Integral analog of an inequality for the Cesàro mean of a sequence

Question

Let $s_1, s_2, \dotsc$ be a real sequence and define $$\sigma_n = \frac{s_1 + s_2 + \dotsb + s_n}{n}.$$ The inequality $$\operatorname{lim sup}\sigma_n \leq \operatorname{lim sup} s_n$$ is well known and trivially proved.

Consider a real valued continuous function $f(x)$ defined on the positive real line and oscillating in sign infinitely often. The integral analog of the Cesàro mean for a sequence is the Cesàro mean of the integral $$ s(T) := \int_0^T f(x) \ dx, $$ which is defined to be
$$ \sigma(T) := \int_0^T f(x) (1-\frac{x}{T}) \ dx. $$

1. Does the following inequality hold? $$\operatorname{lim sup}\sigma(T) \leq \operatorname{lim sup} s(T), \quad T \uparrow \infty.$$
2. Suppose $\sigma(T)$ diverges to $\infty$ as $T \uparrow \infty$. Does it follow that $s(T)$ diverges to $\infty$ too?

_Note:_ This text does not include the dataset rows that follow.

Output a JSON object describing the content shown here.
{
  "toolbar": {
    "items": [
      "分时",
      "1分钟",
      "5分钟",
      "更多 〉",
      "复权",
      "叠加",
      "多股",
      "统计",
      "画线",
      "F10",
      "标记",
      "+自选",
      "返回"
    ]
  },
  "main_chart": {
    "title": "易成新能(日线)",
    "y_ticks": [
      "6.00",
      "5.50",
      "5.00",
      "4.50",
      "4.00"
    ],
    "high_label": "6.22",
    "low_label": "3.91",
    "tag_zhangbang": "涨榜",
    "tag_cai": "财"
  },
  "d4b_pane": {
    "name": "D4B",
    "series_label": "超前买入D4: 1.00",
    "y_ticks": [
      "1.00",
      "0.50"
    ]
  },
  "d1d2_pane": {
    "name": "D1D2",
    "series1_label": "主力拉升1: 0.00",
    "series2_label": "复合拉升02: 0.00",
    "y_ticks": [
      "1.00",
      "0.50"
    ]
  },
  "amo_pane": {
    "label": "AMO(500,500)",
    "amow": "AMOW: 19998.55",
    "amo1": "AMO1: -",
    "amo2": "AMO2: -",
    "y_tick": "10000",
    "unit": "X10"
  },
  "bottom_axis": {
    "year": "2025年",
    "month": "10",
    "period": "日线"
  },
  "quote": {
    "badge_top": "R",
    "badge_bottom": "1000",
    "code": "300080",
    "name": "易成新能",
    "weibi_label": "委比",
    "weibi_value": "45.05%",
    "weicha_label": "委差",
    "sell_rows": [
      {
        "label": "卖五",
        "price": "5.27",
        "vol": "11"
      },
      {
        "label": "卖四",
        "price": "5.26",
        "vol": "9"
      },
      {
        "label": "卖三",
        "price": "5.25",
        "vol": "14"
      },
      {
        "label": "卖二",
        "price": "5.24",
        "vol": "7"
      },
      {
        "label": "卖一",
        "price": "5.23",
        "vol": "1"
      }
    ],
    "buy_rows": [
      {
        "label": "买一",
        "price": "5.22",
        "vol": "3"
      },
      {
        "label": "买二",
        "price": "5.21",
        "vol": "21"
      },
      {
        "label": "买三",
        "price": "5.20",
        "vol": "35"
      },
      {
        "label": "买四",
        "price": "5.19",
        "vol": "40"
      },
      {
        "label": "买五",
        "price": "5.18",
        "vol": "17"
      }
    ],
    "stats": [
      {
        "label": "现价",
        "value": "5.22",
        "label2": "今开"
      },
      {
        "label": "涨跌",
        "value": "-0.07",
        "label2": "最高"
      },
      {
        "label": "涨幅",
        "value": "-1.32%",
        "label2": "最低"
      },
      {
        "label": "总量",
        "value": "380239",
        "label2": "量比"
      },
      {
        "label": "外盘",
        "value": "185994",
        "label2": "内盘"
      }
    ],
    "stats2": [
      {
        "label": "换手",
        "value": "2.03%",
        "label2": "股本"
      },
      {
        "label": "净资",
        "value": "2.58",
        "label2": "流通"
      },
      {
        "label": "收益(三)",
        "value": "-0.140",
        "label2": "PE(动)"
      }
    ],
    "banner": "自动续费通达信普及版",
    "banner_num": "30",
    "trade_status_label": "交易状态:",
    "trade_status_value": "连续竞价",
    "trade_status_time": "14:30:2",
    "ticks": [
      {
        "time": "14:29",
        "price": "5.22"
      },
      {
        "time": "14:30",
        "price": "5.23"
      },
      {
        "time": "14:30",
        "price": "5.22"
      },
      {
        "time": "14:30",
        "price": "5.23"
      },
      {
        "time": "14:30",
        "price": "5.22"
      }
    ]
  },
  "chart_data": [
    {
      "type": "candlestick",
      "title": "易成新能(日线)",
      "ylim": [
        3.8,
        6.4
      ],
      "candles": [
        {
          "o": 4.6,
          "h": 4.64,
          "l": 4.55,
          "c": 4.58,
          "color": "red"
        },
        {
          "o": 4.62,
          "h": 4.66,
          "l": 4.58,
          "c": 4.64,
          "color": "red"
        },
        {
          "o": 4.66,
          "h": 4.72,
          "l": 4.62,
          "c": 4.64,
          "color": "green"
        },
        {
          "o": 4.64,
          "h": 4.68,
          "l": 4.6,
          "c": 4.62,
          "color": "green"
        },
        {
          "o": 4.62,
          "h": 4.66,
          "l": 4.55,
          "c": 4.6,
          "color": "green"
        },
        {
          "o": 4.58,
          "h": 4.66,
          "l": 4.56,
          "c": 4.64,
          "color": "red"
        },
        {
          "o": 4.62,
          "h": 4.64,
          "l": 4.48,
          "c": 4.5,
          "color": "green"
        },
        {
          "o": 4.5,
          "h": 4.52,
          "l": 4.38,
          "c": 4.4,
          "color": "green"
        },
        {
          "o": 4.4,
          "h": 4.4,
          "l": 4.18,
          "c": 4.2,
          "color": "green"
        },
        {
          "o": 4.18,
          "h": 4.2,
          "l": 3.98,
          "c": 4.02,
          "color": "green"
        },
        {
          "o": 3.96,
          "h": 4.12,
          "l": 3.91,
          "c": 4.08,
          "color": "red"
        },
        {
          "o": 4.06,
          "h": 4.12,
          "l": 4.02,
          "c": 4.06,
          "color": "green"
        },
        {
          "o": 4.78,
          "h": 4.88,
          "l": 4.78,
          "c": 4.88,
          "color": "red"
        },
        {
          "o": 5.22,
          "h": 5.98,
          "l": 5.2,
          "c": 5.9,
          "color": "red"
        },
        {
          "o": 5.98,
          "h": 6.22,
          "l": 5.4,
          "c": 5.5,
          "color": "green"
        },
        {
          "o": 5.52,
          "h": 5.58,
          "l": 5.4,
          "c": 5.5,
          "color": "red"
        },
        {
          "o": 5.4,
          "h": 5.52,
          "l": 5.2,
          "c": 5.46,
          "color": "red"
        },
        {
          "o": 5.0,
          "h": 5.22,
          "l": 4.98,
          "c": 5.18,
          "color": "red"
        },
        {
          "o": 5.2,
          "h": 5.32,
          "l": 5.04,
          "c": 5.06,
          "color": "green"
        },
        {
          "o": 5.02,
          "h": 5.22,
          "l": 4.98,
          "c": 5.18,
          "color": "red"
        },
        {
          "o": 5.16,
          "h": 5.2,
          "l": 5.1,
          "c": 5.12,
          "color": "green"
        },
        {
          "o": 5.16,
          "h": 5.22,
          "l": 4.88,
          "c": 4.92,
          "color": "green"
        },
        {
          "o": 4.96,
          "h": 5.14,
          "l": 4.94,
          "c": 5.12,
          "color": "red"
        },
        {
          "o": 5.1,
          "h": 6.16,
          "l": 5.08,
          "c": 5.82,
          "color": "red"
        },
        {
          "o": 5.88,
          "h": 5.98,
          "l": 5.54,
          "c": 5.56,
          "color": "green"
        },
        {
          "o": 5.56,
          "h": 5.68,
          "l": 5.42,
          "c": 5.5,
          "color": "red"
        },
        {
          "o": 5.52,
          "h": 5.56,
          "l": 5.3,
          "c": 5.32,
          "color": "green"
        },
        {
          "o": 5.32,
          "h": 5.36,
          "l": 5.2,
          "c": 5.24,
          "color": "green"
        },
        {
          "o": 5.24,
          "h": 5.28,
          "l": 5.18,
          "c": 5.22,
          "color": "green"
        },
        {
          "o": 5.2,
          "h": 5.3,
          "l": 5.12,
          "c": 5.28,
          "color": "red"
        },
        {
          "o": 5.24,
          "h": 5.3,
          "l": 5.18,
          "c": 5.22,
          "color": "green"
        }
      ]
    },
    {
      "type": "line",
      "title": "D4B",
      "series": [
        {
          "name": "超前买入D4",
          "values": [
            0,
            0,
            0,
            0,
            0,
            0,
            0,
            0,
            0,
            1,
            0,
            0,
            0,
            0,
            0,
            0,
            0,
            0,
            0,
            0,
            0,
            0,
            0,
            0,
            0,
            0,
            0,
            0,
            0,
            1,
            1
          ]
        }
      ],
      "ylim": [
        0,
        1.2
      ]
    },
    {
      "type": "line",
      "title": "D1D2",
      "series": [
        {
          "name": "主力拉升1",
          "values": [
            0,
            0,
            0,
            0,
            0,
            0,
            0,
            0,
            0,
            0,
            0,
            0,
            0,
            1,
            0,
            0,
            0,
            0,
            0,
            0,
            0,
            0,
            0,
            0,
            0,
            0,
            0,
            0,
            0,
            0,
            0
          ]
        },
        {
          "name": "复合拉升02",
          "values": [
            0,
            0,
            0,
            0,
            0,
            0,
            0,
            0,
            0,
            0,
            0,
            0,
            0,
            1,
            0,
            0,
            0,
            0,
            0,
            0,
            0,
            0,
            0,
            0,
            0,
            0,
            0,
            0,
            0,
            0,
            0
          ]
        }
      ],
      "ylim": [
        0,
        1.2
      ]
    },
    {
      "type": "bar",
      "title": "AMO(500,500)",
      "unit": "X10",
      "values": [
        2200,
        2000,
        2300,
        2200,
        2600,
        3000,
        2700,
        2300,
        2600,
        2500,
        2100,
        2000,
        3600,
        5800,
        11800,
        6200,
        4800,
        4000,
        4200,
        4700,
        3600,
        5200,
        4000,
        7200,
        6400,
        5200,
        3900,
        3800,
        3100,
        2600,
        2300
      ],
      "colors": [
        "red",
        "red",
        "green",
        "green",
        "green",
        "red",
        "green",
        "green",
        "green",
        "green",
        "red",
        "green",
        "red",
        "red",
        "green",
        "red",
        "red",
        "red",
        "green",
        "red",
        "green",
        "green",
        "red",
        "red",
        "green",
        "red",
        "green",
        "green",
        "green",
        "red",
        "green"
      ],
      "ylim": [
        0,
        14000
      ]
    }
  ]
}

One expects that the answer to (1) is Yes and the answer to (2) is No but I do not have a proof of the one and a counterexample for the other.

Answer 1

$\newcommand\si\sigma$Note that $$\si(T)=\frac1T\,\int_0^T dx f(x)\,\int_x^T dt =\frac1T\,\int_0^T dt\,\int_0^t dx\,f(x) =\frac1T\,\int_0^T dt\,s(t).$$ Take any real $L>\limsup_{T\to\infty} s(T)$ (if such $L$ exists, that is, if $\limsup_{T\to\infty} s(T)<\infty$) and then take any real $A>0$ such that $s(t)\le L$ for all real $t>A$. Then $$\limsup_{T\to\infty}\si(T)\le\limsup_{T\to\infty}\frac1T\,\int_0^A dt\,s(t)+\limsup_{T\to\infty}\frac1T\,\int_A^T dt\,s(t)\le0+L=L,$$ for any real $L>\limsup_{T\to\infty} s(T)$.

So, the answer to your first question is yes.

---

The answer to your second question is no. E.g., suppose that $s(t)=t\sin^2 t$ for real $t\ge0$. Then $\si(T)=\frac{1}{8} \left(2 T^2-2 T \sin (2 T)-\cos (2 T)+1\right)\to\infty$ but $s(T)\not\to\infty$ as $T\to\infty$.